NASA is planning on sending a solar-powered airship to explore Venus. The space agency said that even though Venus is an extremely hostile planet made of metal melting high-pressured gas, it is still a very interesting planet to explore.

It is difficult to grasp the notion of a mission to Venus, given that that the planet is known to have sulphuric acid rain, lightning bolts and temperatures of nearly 1000F. However, the mission would not involve landing on the actual surface of the planet.

“Traditionally, say if you’re going to Mars, you talk about ‘entry, descent, and landing,’ or EDL,” explained NASA scientist Dale Arney. “Obviously, in our case, ‘landing’ would represent a significant failure of the mission, so instead we have ‘entry, descent, and inflation,’ or EDI.”

Aerospace engineer at NASA Langley Research Center Chris Jones told IEEE Spectrum that not many people have observed the “relatively much more hospitable atmosphere and how you might tackle operating there for a while.”

“The vast majority of people, when they hear the idea of going to Venus and exploring, think of the surface, where it’s hot enough to melt lead and the pressure is the same as if you were almost a mile underneath the ocean,”

“Venus has value as a destination in and of itself for exploration and colonization,” said Jones. “But it’s also complementary to current Mars plans.” He added, “There are things that you would need to do for a Mars mission, but we see a little easier path through Venus.”

NASA says it will be sending solar-powered airships to explore Venus’ atmosphere and plans on eventually establishing a permanent human colony in a floating cloud city above the planet.


Photo Credit: NASA Langley Research Center

NASA has developed a High Altitude Venus Operational Concept (HAVOC), which is a solar powered aircraft resembling a blimp, to travel to the atmosphere of Venus. The aircraft makes sense given that there is plenty of sun above the clouds in Venus’s upper atmosphere. As the planet is closer to the sun than earth, Venus gets 40 percent more solar power than Earth and 240 percent more solar power than Mars.

Scientists at NASA believe that humans can inhabit floating cloud cities (at around 50km above the planet’s surface) in Venus’s atmosphere.

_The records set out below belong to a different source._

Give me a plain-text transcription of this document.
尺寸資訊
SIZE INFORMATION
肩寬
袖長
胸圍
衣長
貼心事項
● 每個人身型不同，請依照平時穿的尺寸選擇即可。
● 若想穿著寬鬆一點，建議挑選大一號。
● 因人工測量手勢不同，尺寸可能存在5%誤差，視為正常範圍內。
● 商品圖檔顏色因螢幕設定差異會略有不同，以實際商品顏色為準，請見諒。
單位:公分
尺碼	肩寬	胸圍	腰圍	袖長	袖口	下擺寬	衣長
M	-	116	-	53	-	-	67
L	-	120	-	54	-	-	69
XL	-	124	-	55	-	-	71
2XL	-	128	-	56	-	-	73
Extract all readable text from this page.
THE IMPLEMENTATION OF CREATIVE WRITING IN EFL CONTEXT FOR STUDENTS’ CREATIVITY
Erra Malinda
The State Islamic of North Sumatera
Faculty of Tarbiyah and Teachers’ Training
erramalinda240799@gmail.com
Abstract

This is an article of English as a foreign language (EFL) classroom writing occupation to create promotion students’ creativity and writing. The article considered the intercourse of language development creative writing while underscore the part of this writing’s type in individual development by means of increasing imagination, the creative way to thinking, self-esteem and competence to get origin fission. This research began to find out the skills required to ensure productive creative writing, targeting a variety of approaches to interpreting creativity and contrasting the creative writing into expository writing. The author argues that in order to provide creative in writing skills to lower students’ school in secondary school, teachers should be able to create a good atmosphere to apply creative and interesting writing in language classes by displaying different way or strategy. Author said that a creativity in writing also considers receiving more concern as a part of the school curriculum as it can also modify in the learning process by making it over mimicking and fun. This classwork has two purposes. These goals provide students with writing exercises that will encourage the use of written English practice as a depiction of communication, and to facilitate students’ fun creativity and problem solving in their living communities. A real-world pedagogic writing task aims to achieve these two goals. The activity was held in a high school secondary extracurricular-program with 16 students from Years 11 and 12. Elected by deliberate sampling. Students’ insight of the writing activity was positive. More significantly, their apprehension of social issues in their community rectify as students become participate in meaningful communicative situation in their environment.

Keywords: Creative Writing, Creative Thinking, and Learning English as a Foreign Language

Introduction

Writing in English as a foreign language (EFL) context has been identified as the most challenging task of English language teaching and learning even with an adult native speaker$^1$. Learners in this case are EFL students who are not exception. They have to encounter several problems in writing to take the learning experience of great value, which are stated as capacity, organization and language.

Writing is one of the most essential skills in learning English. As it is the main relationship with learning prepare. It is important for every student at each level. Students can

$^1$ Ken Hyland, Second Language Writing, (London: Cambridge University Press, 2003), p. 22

Radar image of the surface of Venus

Radar image of the surface of Venus. Photo Credit: NASA/Jet Propulsion Laboratory

In its initial phase the HAVOC mission will send a robot to explore the atmosphere of the planet. NASA will then deploy a shuttle with two astronauts on a month mission to Venus. This will help scientists collect data on whether there is a possibility of creating a colony.

Next, the space agency will send a crew of two more astronauts to spend a year in the atmosphere and one day a human colony in a cloud city could be established.